OP : « Esprit Sagan », notre première collaboration commune, aura ouvert le champ à une grande amitié professionnelle. Après cette opération de logements qui a battu des records de prix à Paris, nous planchons ensemble sur des sujets très différents. À l’instar de ce salon de coiffure – le Salon Desfossé, avenue Matignon – que je viens de revisiter. À l’instar également de trois villas à Saint-Barthélemy dont Christian m’a confié l’architecture intérieure et pour lesquelles il a dessiné les plans.

CT : La première collaboration s’est tellement bien passée que j’ai voulu confier à Olivia le design de ce grand salon de coiffure auquel nous nous employons à redonner une modernité.
Par ailleurs, j’ai fait également appel à elle sur plusieurs villas à Saint-Barthélemy, une île qui souffre d’un décalage entre son image et la réalité. J’y suis retourné trois jours après le terrible ouragan et l’île était devenue grise. Un mois plus tard, cependant, la nature avait repris ses droits. Ensemble, nous allons travailler pour donner un petit coup de pouce à ce site magnifique. Et demain, avec Olivia, nous travaillerons dans d’autres domaines que celui de la promotion privée.

ii : C’est quoi pour vous le logement idéal ?

OP : J’apprécie que les promoteurs soignent de plus en plus les parties communes avec, par exemple, un hall double hauteur et une lumière sophistiquée comme le fait Christian. Entre l’offre commerciale, les émissions, les magazines, on est dans la « déco » jusqu’au cou. L’offre est tous les jours plus importante pour combler les besoins de chacun.
Il est temps de penser que le lieu où nous habitons toute l’année soit aussi bien dessiné que les hôtels où nous séjournons quelques jours par an. Il est intéressant d’apporter un regard neuf pour bousculer certaines habitudes de la promotion.
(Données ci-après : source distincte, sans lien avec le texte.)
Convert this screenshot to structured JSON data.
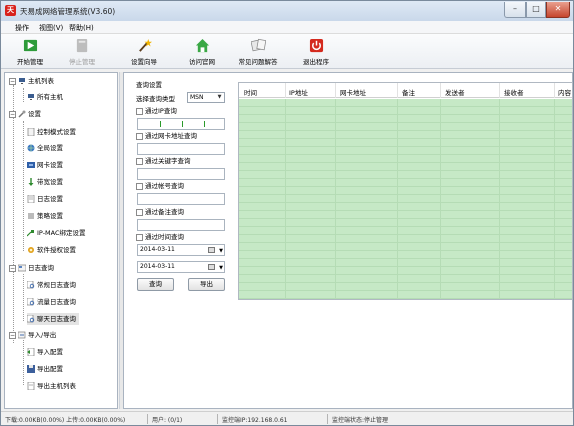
{
  "window": {
    "title": "天易成网络管理系统(V3.60)",
    "app_icon_glyph": "天",
    "controls": {
      "minimize": "–",
      "maximize": "□",
      "close": "✕"
    }
  },
  "menu": [
    "操作",
    "视图(V)",
    "帮助(H)"
  ],
  "toolbar": [
    {
      "label": "开始管理",
      "icon": "start-manage-icon",
      "enabled": true
    },
    {
      "label": "停止管理",
      "icon": "stop-manage-icon",
      "enabled": false
    },
    {
      "label": "设置向导",
      "icon": "wizard-wand-icon",
      "enabled": true
    },
    {
      "label": "访问官网",
      "icon": "home-icon",
      "enabled": true
    },
    {
      "label": "常见问题解答",
      "icon": "faq-icon",
      "enabled": true
    },
    {
      "label": "退出程序",
      "icon": "power-icon",
      "enabled": true
    }
  ],
  "tree": {
    "host_list": {
      "label": "主机列表",
      "children": [
        "所有主机"
      ]
    },
    "settings": {
      "label": "设置",
      "children": [
        "控制模式设置",
        "全局设置",
        "网卡设置",
        "带宽设置",
        "日志设置",
        "策略设置",
        "IP-MAC绑定设置",
        "软件授权设置"
      ]
    },
    "log_query": {
      "label": "日志查询",
      "children": [
        "常规日志查询",
        "流量日志查询",
        "聊天日志查询"
      ]
    },
    "import_export": {
      "label": "导入/导出",
      "children": [
        "导入配置",
        "导出配置",
        "导出主机列表"
      ]
    }
  },
  "query": {
    "title": "查询设置",
    "type_label": "选择查询类型",
    "type_value": "MSN",
    "by_ip": "通过IP查询",
    "by_mac": "通过网卡地址查询",
    "by_keyword": "通过关键字查询",
    "by_account": "通过帐号查询",
    "by_note": "通过备注查询",
    "by_time": "通过时间查询",
    "date_from": "2014-03-11",
    "date_to": "2014-03-11",
    "query_button": "查询",
    "export_button": "导出"
  },
  "grid": {
    "columns": [
      "时间",
      "IP地址",
      "网卡地址",
      "备注",
      "发送者",
      "接收者",
      "内容"
    ]
  },
  "status": {
    "transfer": "下载:0.00KB(0.00%) 上传:0.00KB(0.00%)",
    "users": "用户: (0/1)",
    "monitor_ip": "监控端IP:192.168.0.61",
    "monitor_state": "监控端状态:停止管理"
  },
  "colors": {
    "grid_fill": "#c6e9c6",
    "close_button": "#c6452d",
    "power_icon": "#d42a1e",
    "start_icon": "#2e9b3a"
  }
}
Soigner chaque détail, de l’interrupteur au meuble vasque, permet d’offrir une expérience différente. C’est pourquoi décorer un lieu, imaginer un espace, le penser dans chaque détail, n’est pas futile. C’est ainsi que je conçois mon métier, comme une tentative pour embellir la vie immédiate.

CT : Le logement idéal, c’est d’abord un plan. Chez Pitch, qui réalise bon an mal an 2 500 logements, nous avons réussi à imprimer une réflexion, une culture du plan à vivre, du plan évolutif. La réalisation est un art difficile, mais tous les promoteurs ont fait beaucoup de progrès, ont réussi à upgrader leur production à un niveau très satisfaisant en France. Le volume, la lumière, le design, l’art – Pitch est l’un des partenaires fondateurs de l’initiative du ministère de la Culture, « Un immeuble, une œuvre » – constituent les éléments d’un parcours abouti, d’un chemin vertueux.